Número de tentativas para estabelecimento de conectividade IP
Valor máximo de 2 tentativas

DNS - tempo de resposta do servidor recursivo
Tempo máximo de 80 milissegundos

DNS - obediência ao campo TTL
Servidor recursivo deve obedecer ao campo TTL

DNS - resposta a uma consulta a um endereço inexistente
Servidor recursivo deve responder que o endereço é inexistente

DNS - possibilidade de consulta ao servidor autoritativo
O cliente deve receber uma resposta à consulta

DNS - possibilidade de consulta ao servidor autoritativo
Deve ser verificado no log do servidor autoritativo que houve consulta do cliente, permitindo verificar que não existe um proxy DNS transparente na rede

Tempo de Instalação do Serviço - 7 (sete) dias

Tempo de cancelamento do serviço - Período máximo de 30 dias.

Sunday, 9 May 2010

‘Internet a 512 kbps não é banda larga’, diz especialista

O professor da Universidade Federal do ABC e presidente da Casa de Cultura Digital, Sérgio Amadeu da Silveira, criticou a velocidade de internet prevista no Plano Nacional de Banda Larga (PNBL) para a tarifa de R$ 35. Segundo ele, é possível ter velocidade maior de download a preço baixo. “Banda larga de 512 kbps não é banda larga.
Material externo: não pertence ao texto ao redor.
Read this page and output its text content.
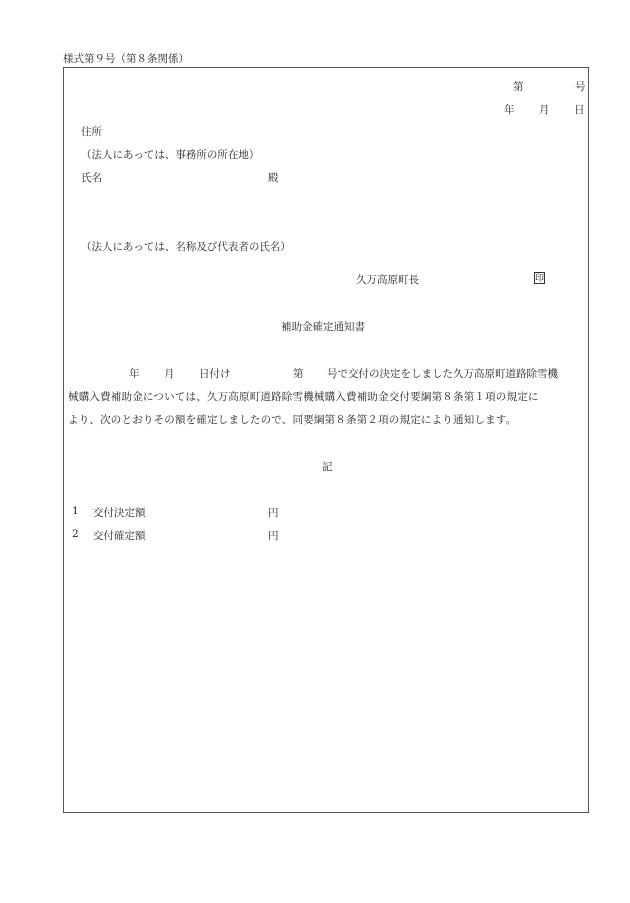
様式第９号（第８条関係）
第	号
年 月 日
住所
（法人にあっては、事務所の所在地）
氏名	殿
（法人にあっては、名称及び代表者の氏名）
久万高原町長	印
補助金確定通知書
年 月 日付け	第 号で交付の決定をしました久万高原町道路除雪機
械購入費補助金については、久万高原町道路除雪機械購入費補助金交付要綱第８条第１項の規定に
より、次のとおりその額を確定しましたので、同要綱第８条第２項の規定により通知します。
記
1 交付決定額	円
2 交付確定額	円
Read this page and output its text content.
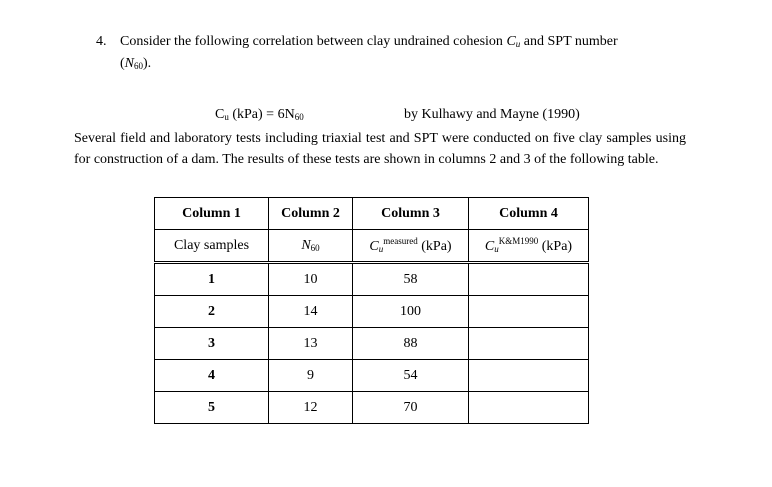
4. Consider the following correlation between clay undrained cohesion $C_u$ and SPT number
$(N_{60})$.
$C_u$ $(kPa) = 6N_{60}$	by Kulhawy and Mayne (1990)
Several field and laboratory tests including triaxial test and SPT were conducted on five clay samples using for construction of a dam. The results of these tests are shown in columns 2 and 3 of the following table.
Column 1	Column 2	Column 3	Column 4
Clay samples	$N_{60}$	$C_u^{measured}$ (kPa)	$C_u^{K\&M1990}$ (kPa)
1	10	58	
2	14	100	
3	13	88	
4	9	54	
5	12	70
Podemos chegar a 1 mega com preços acessíveis”, criticou

O PNLB prevê tarifa de R$ 15 para o plano com incentivos, com velocidade de até 512 kbps (quilobits por segundo) e com limitação de downloads, e de R$ 35 para o plano comum, com velocidade entre 512 e 784 kbps. Atualmente o brasileiro paga em média R$ 50 pela banda larga com velocidade de 256 kbps.

O secretário de Logística e Tecnologia da Informação do Ministério do Planejamento, Rogério Santanna, explicou que, pelos cálculos do governo, a tarifa reduzida só pode ser concretizada com velocidade de até 784 kpbs.

“O que estamos dizendo é que o pacote mais barato é de R$ 35. Não estamos dizendo que não vai ter pacote mais rápido, só que não vai custar R$ 35. Se você tiver R$ 50 para gastar, provavelmente passa a ter 2 megas, 3 megas”, disse. Santanna afirmou, no entanto, que será possível ampliar a velocidade da banda larga depois de cumprida a meta de universalização do serviço.

“Uma das coisas em que vamos investir é o acesso de alta velocidade, mas nossa meta nesse momento é aumentar a cobertura e servir um conjunto maior de pessoas. Mas não há nenhum óbice à internet rápida, muito pelo contrário”, disse

Telefone com internet
O coordenador do Programa de Inclusão Digital do governo, Cezar Alvarez, disse que uma das expectativas do PNBL é ampliar o acesso à internet por telefones. Segundo ele, o pacote de R$ 15 é destinado, principalmente, a empresas de telefonia de tecnologia 3G.

“Apostamos fortemente na mobilidade. Essa é a proposta para quem for oferecer no mercado serviço de qualidade, mas com limites de download”, disse.

Questionado se existe previsão de programas governamentais de incentivo à compra de computadores ou celulares, Alvarez disse que os projetos já existentes são suficientes para o acesso a internet a 40 milhões de domicílios em 2014.

Ele ressaltou que o Brasil é o terceiro maior mercado de computadores. Entre as políticas públicas para o acesso a equipamentos eletrônicos, Alvarez destacou a desoneração de impostos para a compra de equipamentos por varejistas, juros subsidiados do Banco Nacional de Desenvolvimento Social e Econômico (BNDES), também, aos varejistas.